Estaban en el primer retorno. El era la viva estampa del triunfador, la publicitada en filmes, telenovelas y series extranjeras. Y la estilizada esposa, elegante en sus ademanes lentos, el modelo de pareja del primero, ubicada en calidad de acompañante, resguardo de los intereses y promotora de las relaciones interpersonales con aquellos situados en el mismo rango o en escalones superiores.

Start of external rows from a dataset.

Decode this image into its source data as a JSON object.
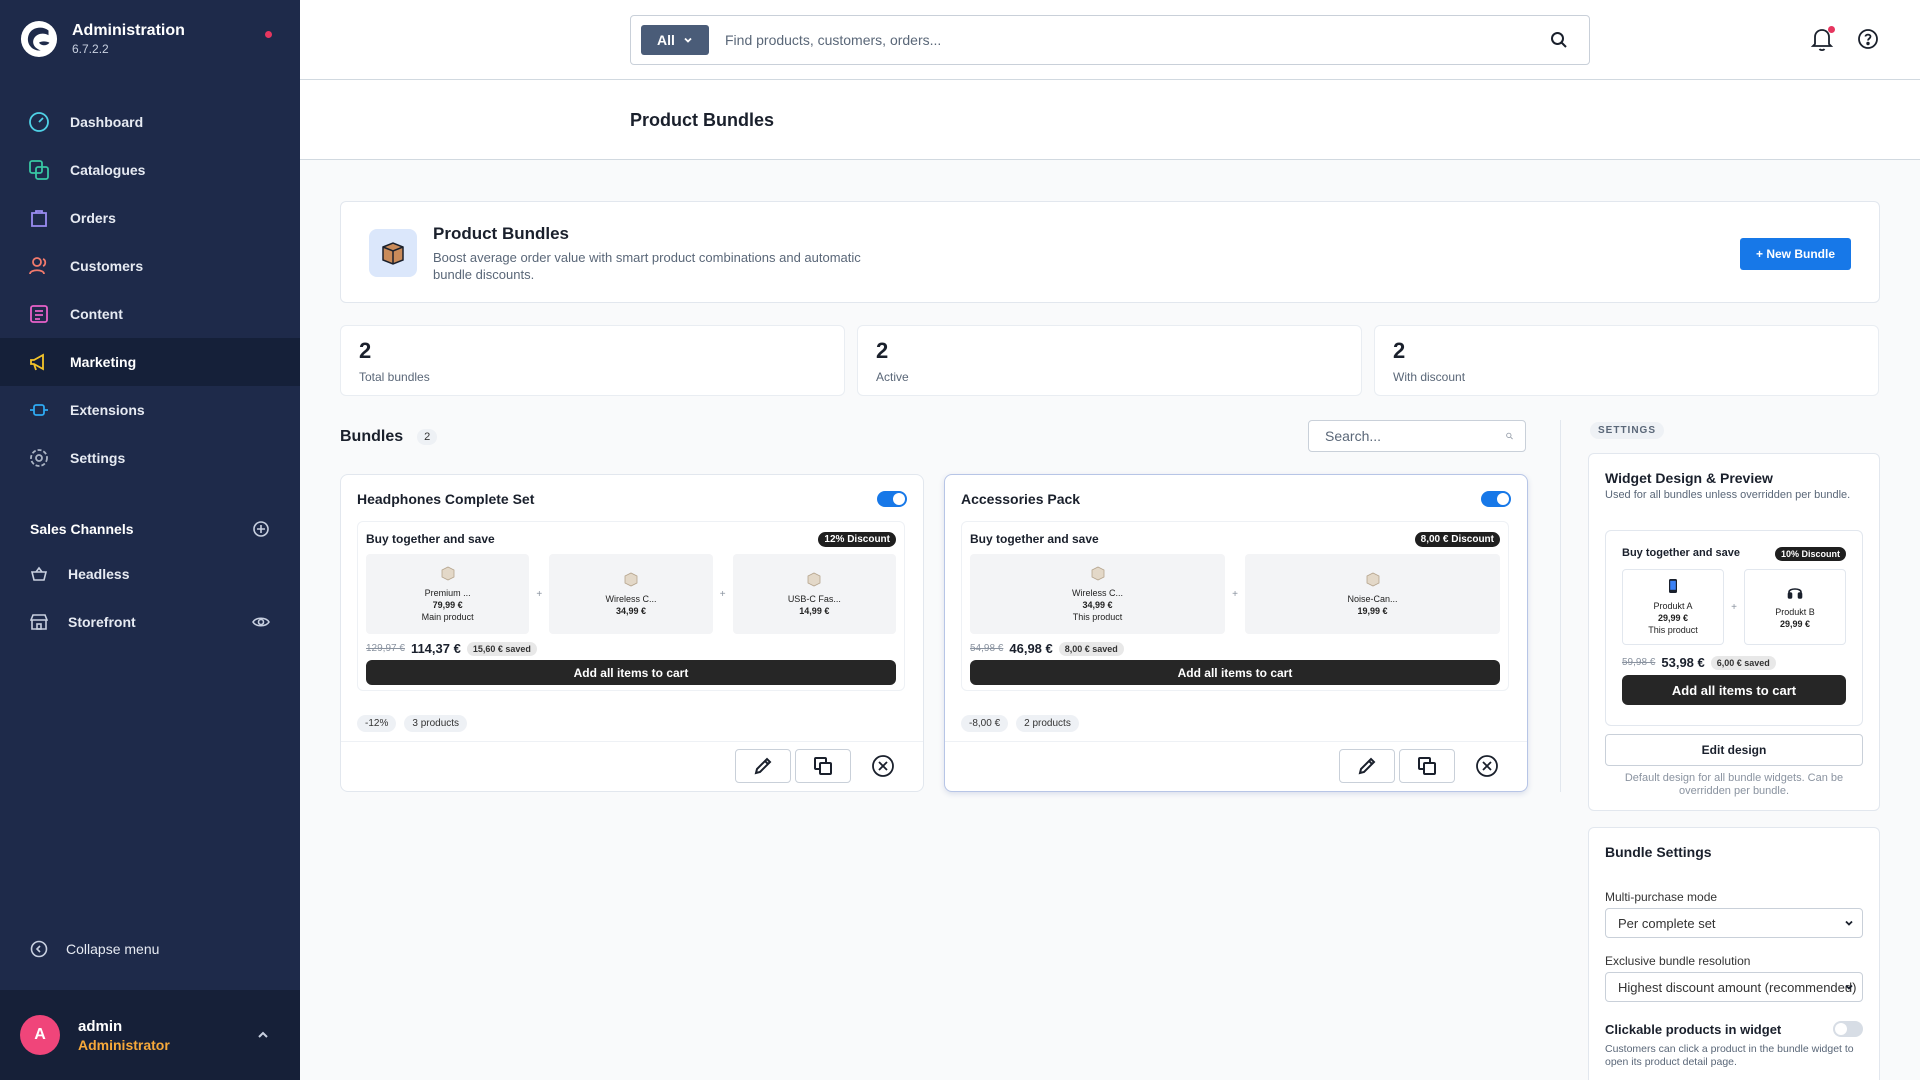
{
  "app": {
    "title": "Administration",
    "version": "6.7.2.2"
  },
  "nav": [
    {
      "label": "Dashboard",
      "icon": "dashboard-icon",
      "color": "#4fd1e6"
    },
    {
      "label": "Catalogues",
      "icon": "catalogues-icon",
      "color": "#38c7a3"
    },
    {
      "label": "Orders",
      "icon": "orders-icon",
      "color": "#9b8cf2"
    },
    {
      "label": "Customers",
      "icon": "customers-icon",
      "color": "#f27a6c"
    },
    {
      "label": "Content",
      "icon": "content-icon",
      "color": "#e861c9"
    },
    {
      "label": "Marketing",
      "icon": "marketing-icon",
      "color": "#f5c52a"
    },
    {
      "label": "Extensions",
      "icon": "extensions-icon",
      "color": "#2fa9f2"
    },
    {
      "label": "Settings",
      "icon": "settings-icon",
      "color": "#aab4c4"
    }
  ],
  "sales_channels": {
    "title": "Sales Channels",
    "items": [
      {
        "label": "Headless",
        "icon": "basket-icon"
      },
      {
        "label": "Storefront",
        "icon": "storefront-icon"
      }
    ]
  },
  "collapse_label": "Collapse menu",
  "user": {
    "initial": "A",
    "name": "admin",
    "role": "Administrator"
  },
  "search": {
    "type": "All",
    "placeholder": "Find products, customers, orders..."
  },
  "page_title": "Product Bundles",
  "hero": {
    "title": "Product Bundles",
    "description": "Boost average order value with smart product combinations and automatic bundle discounts.",
    "button": "+ New Bundle"
  },
  "stats": [
    {
      "value": "2",
      "label": "Total bundles"
    },
    {
      "value": "2",
      "label": "Active"
    },
    {
      "value": "2",
      "label": "With discount"
    }
  ],
  "bundles_section": {
    "title": "Bundles",
    "count": "2",
    "search_placeholder": "Search..."
  },
  "bundles": [
    {
      "name": "Headphones Complete Set",
      "active": true,
      "widget_title": "Buy together and save",
      "discount_badge": "12% Discount",
      "products": [
        {
          "name": "Premium ...",
          "price": "79,99 €",
          "note": "Main product"
        },
        {
          "name": "Wireless C...",
          "price": "34,99 €",
          "note": ""
        },
        {
          "name": "USB-C Fas...",
          "price": "14,99 €",
          "note": ""
        }
      ],
      "old_price": "129,97 €",
      "new_price": "114,37 €",
      "saved": "15,60 € saved",
      "cart_button": "Add all items to cart",
      "tags": [
        "-12%",
        "3 products"
      ]
    },
    {
      "name": "Accessories Pack",
      "active": true,
      "widget_title": "Buy together and save",
      "discount_badge": "8,00 € Discount",
      "products": [
        {
          "name": "Wireless C...",
          "price": "34,99 €",
          "note": "This product"
        },
        {
          "name": "Noise-Can...",
          "price": "19,99 €",
          "note": ""
        }
      ],
      "old_price": "54,98 €",
      "new_price": "46,98 €",
      "saved": "8,00 € saved",
      "cart_button": "Add all items to cart",
      "tags": [
        "-8,00 €",
        "2 products"
      ]
    }
  ],
  "settings_chip": "SETTINGS",
  "widget_design": {
    "title": "Widget Design & Preview",
    "subtitle": "Used for all bundles unless overridden per bundle.",
    "preview": {
      "title": "Buy together and save",
      "badge": "10% Discount",
      "products": [
        {
          "name": "Produkt A",
          "price": "29,99 €",
          "note": "This product",
          "icon": "phone-icon"
        },
        {
          "name": "Produkt B",
          "price": "29,99 €",
          "note": "",
          "icon": "headphones-icon"
        }
      ],
      "old_price": "59,98 €",
      "new_price": "53,98 €",
      "saved": "6,00 € saved",
      "cart_button": "Add all items to cart"
    },
    "edit_button": "Edit design",
    "note": "Default design for all bundle widgets. Can be overridden per bundle."
  },
  "bundle_settings": {
    "title": "Bundle Settings",
    "multi_label": "Multi-purchase mode",
    "multi_value": "Per complete set",
    "exclusive_label": "Exclusive bundle resolution",
    "exclusive_value": "Highest discount amount (recommended)",
    "clickable_label": "Clickable products in widget",
    "clickable_on": false,
    "clickable_desc": "Customers can click a product in the bundle widget to open its product detail page."
  },
  "colors": {
    "sidebar": "#1e2a4a",
    "primary": "#1778e8",
    "accent_orange": "#f7a93a",
    "alert": "#e6365f"
  }
}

Colmaron la casa de regalos y narraciones de los éxitos, donde el triunfador siempre era el protagonista y la nieta, el espejo reproductor, ampliador de los detalles. La familia, absorta, en estado de embrujamiento escuchaba. Y aceptaron como lo más natural, que al tercer día el matrimonio decidiera hospedarse en un apartamento alquilado más confortable. Ni chistaron y solo al abuelo se le ocurrió insinuar todos los trabajos y gastos pasados en la preparación del dormitorio destinado a ellos y en la obtención de la selecta lista de frutas y vegetales que consumirían en aras de la salud perfecta. La respuesta del triunfal triunfador fue entregarle un billete de tres ceros a la abuela en pago de los servicios prestados. Los visitantes estaban incapacitados para aquilatar que por encima del gasto cierto, bullían los esfuerzos de los preparativos y la ensoñación vivida por hacerlos felices a ellos, a quienes en su nido distante no les faltaba el alpiste de oro.
Cargaron con todos para la playa, menos con el abuelo. Este alegó el cuidado del perro y de la casa. En el patio trasero, ese mismo patio de los juegos de la nieta niña con un cachorro regalado por el, el anciano conversaba con su mascota actual, tan sato como aquel sato y que a la nieta mujer le recordó hablar de su perro de raza de nombre impronunciable, dejado en una guardería de mascotas. “Dicen, Canelo, que en sus planes todavía no entran los niños. Me alegro, así no conoceré a esos bisnietos hechos a la imagen y semejanza de ellos. Lo mejor de la vida, Canelo, es que existe la muerte”.